Pervertierter Internationalismus
Das internationalistische Grundmotiv der KPD-Gründung führte zu ihrer engen Einbindung in die Strukturen der Komintern, in der wiederum der russische Einfluss kontinuierlich zunahm. Als sich Stalin in Folge des Scheiterns des «deutschen Oktobers» in der isoliert bleibenden Sowjetunion durchsetzen konnte, nutzte er die Komintern als Transmissionsriemen zur Installation gleichgesinnter Führungen in den KPs, zur Durchsetzung einer Apparatherrschaft und zum Abwürgen der Parteidemokratie.

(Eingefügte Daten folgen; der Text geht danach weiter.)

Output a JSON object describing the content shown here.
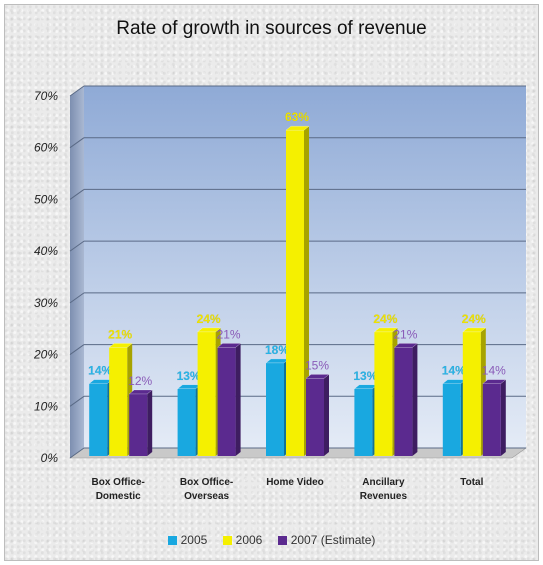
{
  "chart_data": {
    "type": "bar",
    "title": "Rate of growth in sources of revenue",
    "categories": [
      [
        "Box Office-",
        "Domestic"
      ],
      [
        "Box Office-",
        "Overseas"
      ],
      [
        "Home Video"
      ],
      [
        "Ancillary",
        "Revenues"
      ],
      [
        "Total"
      ]
    ],
    "series": [
      {
        "name": "2005",
        "color": "#19a8e0",
        "label_color": "#29b6ea",
        "values": [
          14,
          13,
          18,
          13,
          14
        ],
        "labels": [
          "14%",
          "13%",
          "18%",
          "13%",
          "14%"
        ]
      },
      {
        "name": "2006",
        "color": "#f5f000",
        "label_color": "#f2e600",
        "values": [
          21,
          24,
          63,
          24,
          24
        ],
        "labels": [
          "21%",
          "24%",
          "63%",
          "24%",
          "24%"
        ]
      },
      {
        "name": "2007 (Estimate)",
        "color": "#5b2a8f",
        "label_color": "#8a5bb8",
        "values": [
          12,
          21,
          15,
          21,
          14
        ],
        "labels": [
          "12%",
          "21%",
          "15%",
          "21%",
          "14%"
        ]
      }
    ],
    "ylim": [
      0,
      70
    ],
    "yticks": [
      "0%",
      "10%",
      "20%",
      "30%",
      "40%",
      "50%",
      "60%",
      "70%"
    ],
    "grid": true,
    "legend_position": "bottom"
  }
}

Auch die KPD degenerierte schließlich zu einem autoritär geführten Satelliten der Stalinschen KPdSU. Bis heute wird die Frühphase der KPD durch eine Thälmann-Hagiographie und das Zerrbild einer monolithisch-autoritären Partei verschattet.
Dabei lässt sich gerade in der Auseinandersetzung mit der frühen KPD verdeutlichen, dass Kämpfe um konkrete Reformen und die systemüberwindende, revolutionäre Perspektive keineswegs Gegensätze sein müssen, sondern eine organische Einheit antikapitalistischer Strategie bilden können. Dogmatismus und die autoritäre Herrschaft des Parteiapparats waren keineswegs von Anbeginn Teil des kommunistischen Projekts.
Die junge KPD bietet sich auch heute noch für all jene als Bezugspunkt an, die selbstbewusst an revolutionäre Traditionen anknüpfen wollen und nach historischen Bezugslinien für den Aufbau einer sozialistischen Massenbewegung im 21.Jahrhundert suchen.
* Der Autor ist Gewerkschaftsreferent bei der Rosa-Luxemburg-Stiftung und Autor von Revolution als Realpolitik. Ernst Meyer (1887–1930). Biographie eines KPD-Vorsitzenden (Konstanz 2018).
Veröffentlicht in: SoZ – Sozialistische Zeitung 1/19.